Ding settled down in the position. Julio had selected a good one. It was behind a spreading bush of one kind or another, with a shallow berm of dirt in front of him that could stop bullets but didn't obstruct his view, and the SAW had a good field of fire out to nearly three hundred meters. Ding checked that the weapon had a round chambered, but that the selector switch was also on "safe." He took out his binoculars to survey the area.

"How do things look, Sergeant?" Captain Ramirez asked quietly.

"Nothing moving at all, sir. Why don't you catch some Zs? We'll keep watch for ya'." Officers, Ding knew, have to be looked after. And if sergeants didn't do it, who would?

Ramirez surveyed the position. It had been well selected. Both men had eaten and refreshed themselves as good soldiers do, and would be well rested by sundown - over ten hours away. The captain patted Chavez on the shoulder before returning to his own position.

"All ready, sir," the communications sergeant - Ingeles - reported. The satellite-radio antenna was set up. It was only two bits of steel, about the size and shape of grade-school rulers, linked together in a cross, with a bit of wire for a stand. Ramirez checked his watch. It was time to transmit.

"VARIABLE, this is KNIFE, over." The signal went twenty-two thousand miles to a geosynchronous communications satellite, which relayed it back down toward Panama. It took about one-third of a second, and two more seconds passed before the reply came down. The circuit was agreeably free of static.

"KNIFE, this is VARIABLE. Your signal is five by five. Over."

"We are in position, Checkpoint RASP. All is quiet, nothing to report, over."

"Roger, copy. Out."

In the hilltop communications van, Mr. Clark occupied a seat in the corner by the door.

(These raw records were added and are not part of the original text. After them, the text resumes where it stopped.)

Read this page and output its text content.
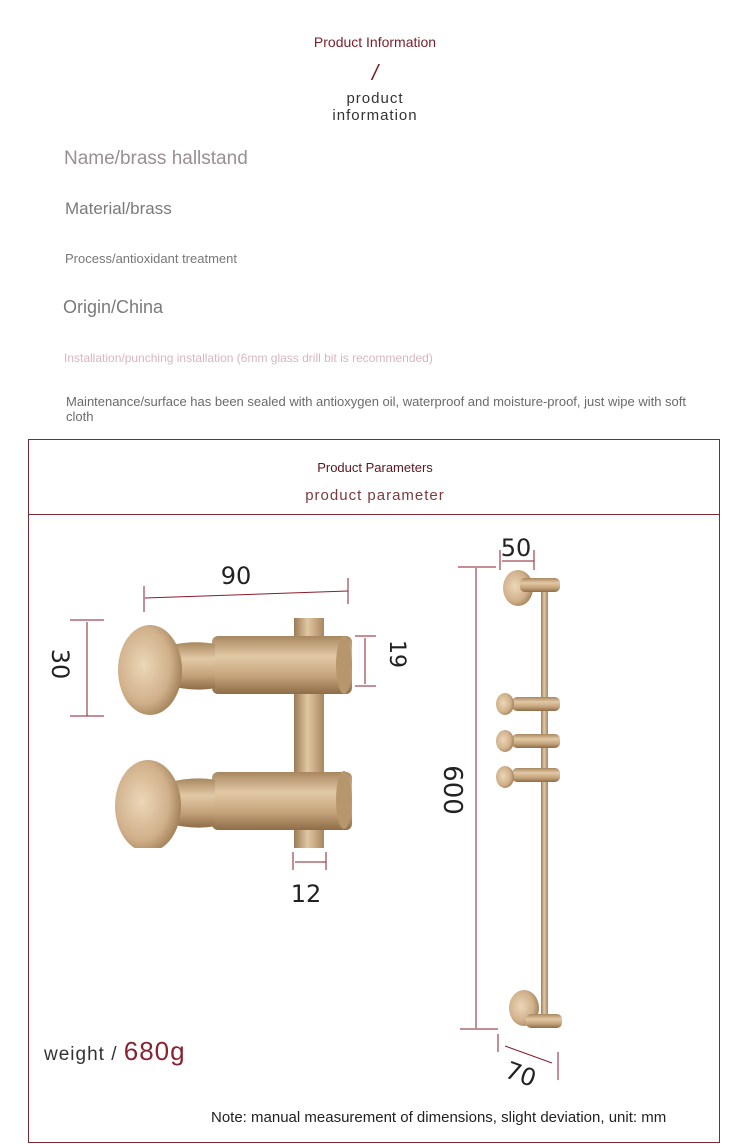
Product Information
/
product
information
Name/brass hallstand
Material/brass
Process/antioxidant treatment
Origin/China
Installation/punching installation (6mm glass drill bit is recommended)
Maintenance/surface has been sealed with antioxygen oil, waterproof and moisture-proof, just wipe with soft cloth
Product Parameters
product parameter
90
30	19
12
50
600
70
weight / 680g
Note: manual measurement of dimensions, slight deviation, unit: mm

He wasn't running the operation - far from it - but Ritter wanted his tactical expertise available in case it was needed. On the wall opposite the racks of communications gear was a large tactical map which showed the squads and their various checkpoints. All had made them on schedule. At least whoever had set this operation up had known - or listened to people who did - what men in the bush could and could not do. The expectations for time and distance were reasonable.

That's nice for a change , Clark thought. He looked around the van. Aside from the two communicators, there were two senior people from the Directorate of Operations, neither of whom had what Clark would call expertise in this particular sort of operation - though they were close to Ritter and dependable. Well , he admitted, people with my sort of experience are mostly retired now .

Clark's heart was out there in the field. He'd never operated in the Americas, at least not in the jungles of the Americas, but for all that he'd "been there" - out in the boonies, alone as a man could be, your only lifeline back to friendly forces a helicopter that might or might not show, tethered by an invisible thread of radio energy. The radios were far more reliable now; that was one positive change. For what it was worth. If something went wrong, these radios would not, however, bring in a flight of "fast-movers" whose afterburning engines rattled the sky and whose bombloads shook the ground fifteen minutes after you called for help. No, not this time.